The other option is to drop the usage of hana::type altogether and to pass actual objects to detail::has_foo :

namespace detail {
    auto has_foo = hana::is_valid([](auto& b, auto const& t) -> decltype(foo(b, t)) { });
}

template <typename T>
constexpr auto has_foo() -> decltype(
    detail::has_foo(std::declval<bar&>(), std::declval<T const&>())
) { return {}; }

Here, I'm using std::declval to do as-if I had objects of the proper type, and then I call detail::has_foo with those "objects". Which one you pick is mainly a matter of preference.

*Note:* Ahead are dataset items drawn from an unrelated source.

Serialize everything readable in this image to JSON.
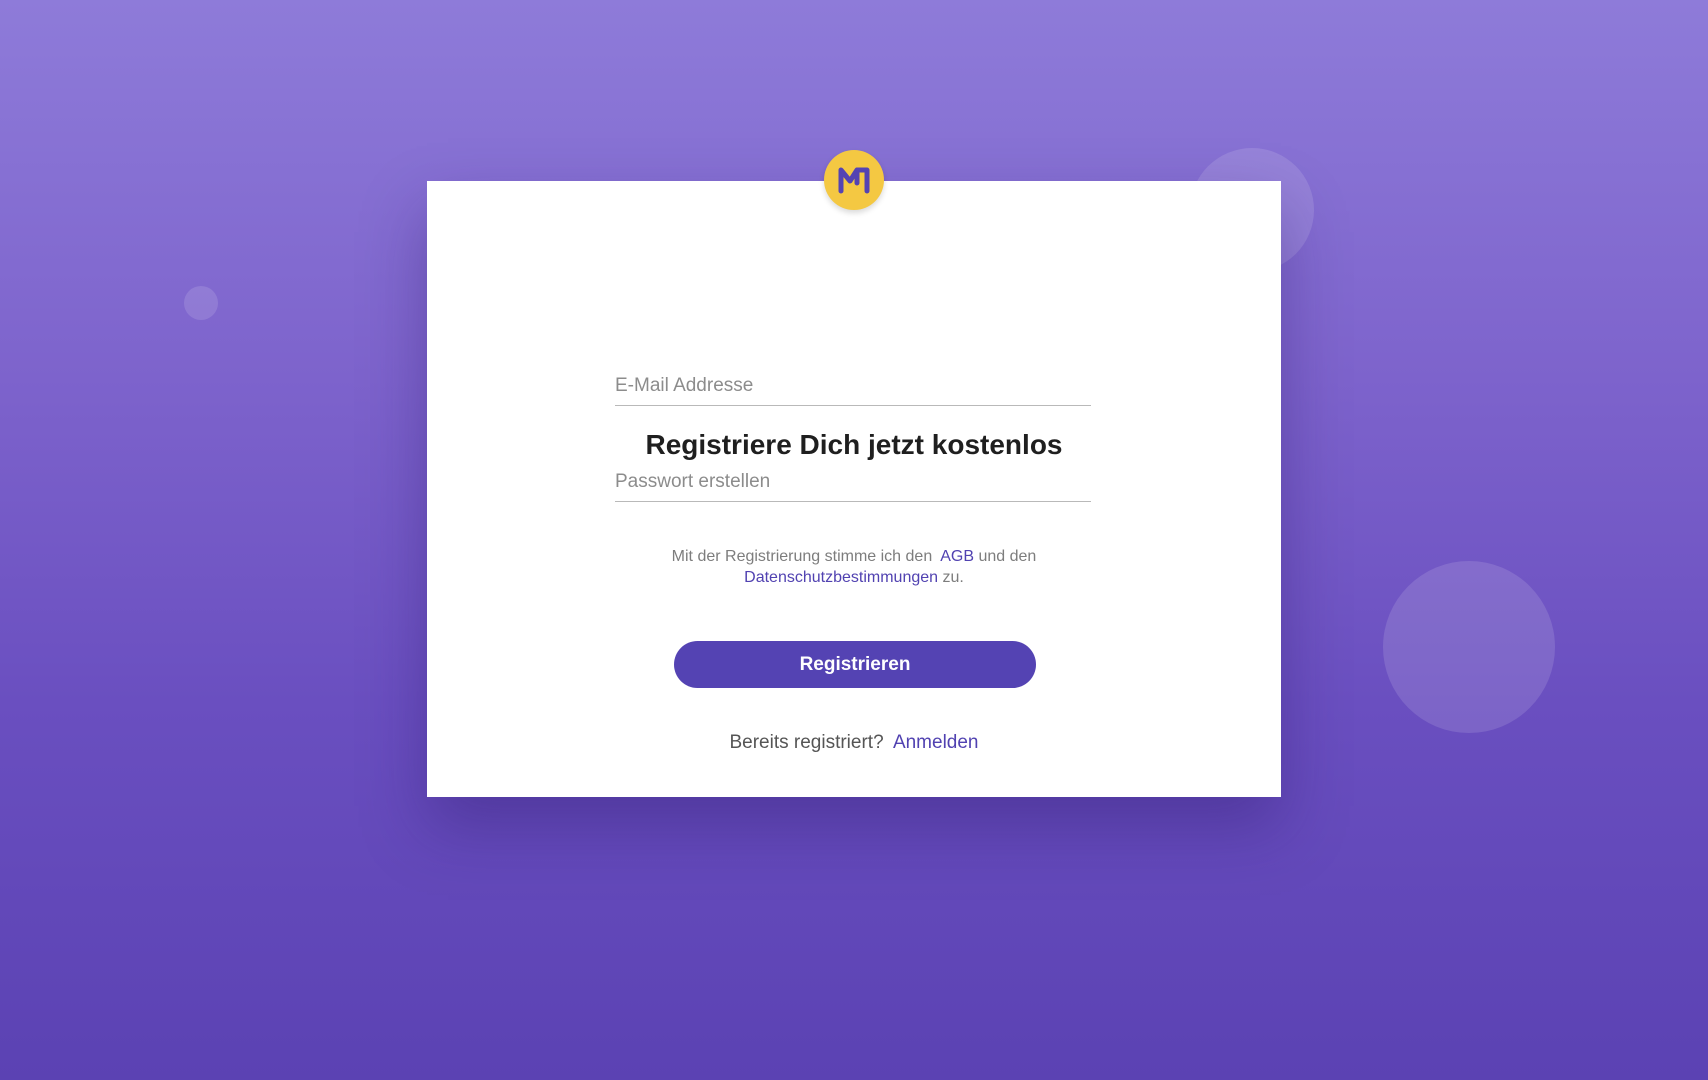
{
  "colors": {
    "background_top": "#8e7bd9",
    "background_bottom": "#5b42b3",
    "card": "#ffffff",
    "accent": "#5443b3",
    "logo_bg": "#f4c842",
    "logo_mark": "#5443b3"
  },
  "logo": {
    "icon": "m-logo-icon"
  },
  "form": {
    "title": "Registriere Dich jetzt kostenlos",
    "email_placeholder": "E-Mail Addresse",
    "email_value": "",
    "password_placeholder": "Passwort erstellen",
    "password_value": "",
    "terms_prefix": "Mit der Registrierung stimme ich den",
    "terms_agb": "AGB",
    "terms_middle": "und den",
    "terms_privacy": "Datenschutzbestimmungen",
    "terms_suffix": "zu.",
    "submit_label": "Registrieren",
    "login_prompt": "Bereits registriert?",
    "login_link": "Anmelden"
  }
}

Also, depending on your use case, perhaps the actual objects are available when you call has_foo . If this is the case, you could refactor to

namespace detail {
    auto has_foo = hana::is_valid([](auto& b, auto const& t) -> decltype(foo(b, t)) { });
}

template <typename T>
constexpr auto has_foo(bar& b, T const& t) -> decltype(detail::has_foo(b, t)) { return {}; }

C++17 will make our life much easier by removing the ban on lambdas in constant expressions, which will allow you to write

constexpr auto has_foo = hana::is_valid([](bar& b, auto const& t) -> decltype(foo(b, t)) { });

thus removing the need for an external helper.

Also note that you're not specifically testing whether foo has a specialization for T , but really whether the foo(...) expression is well-formed. This can be subtly different in the presence of overloads or ADL, but it should be sufficient for most use cases. I'm not sure if it's possible to precisely check whether a function is specialized for some type.

Hope this helps!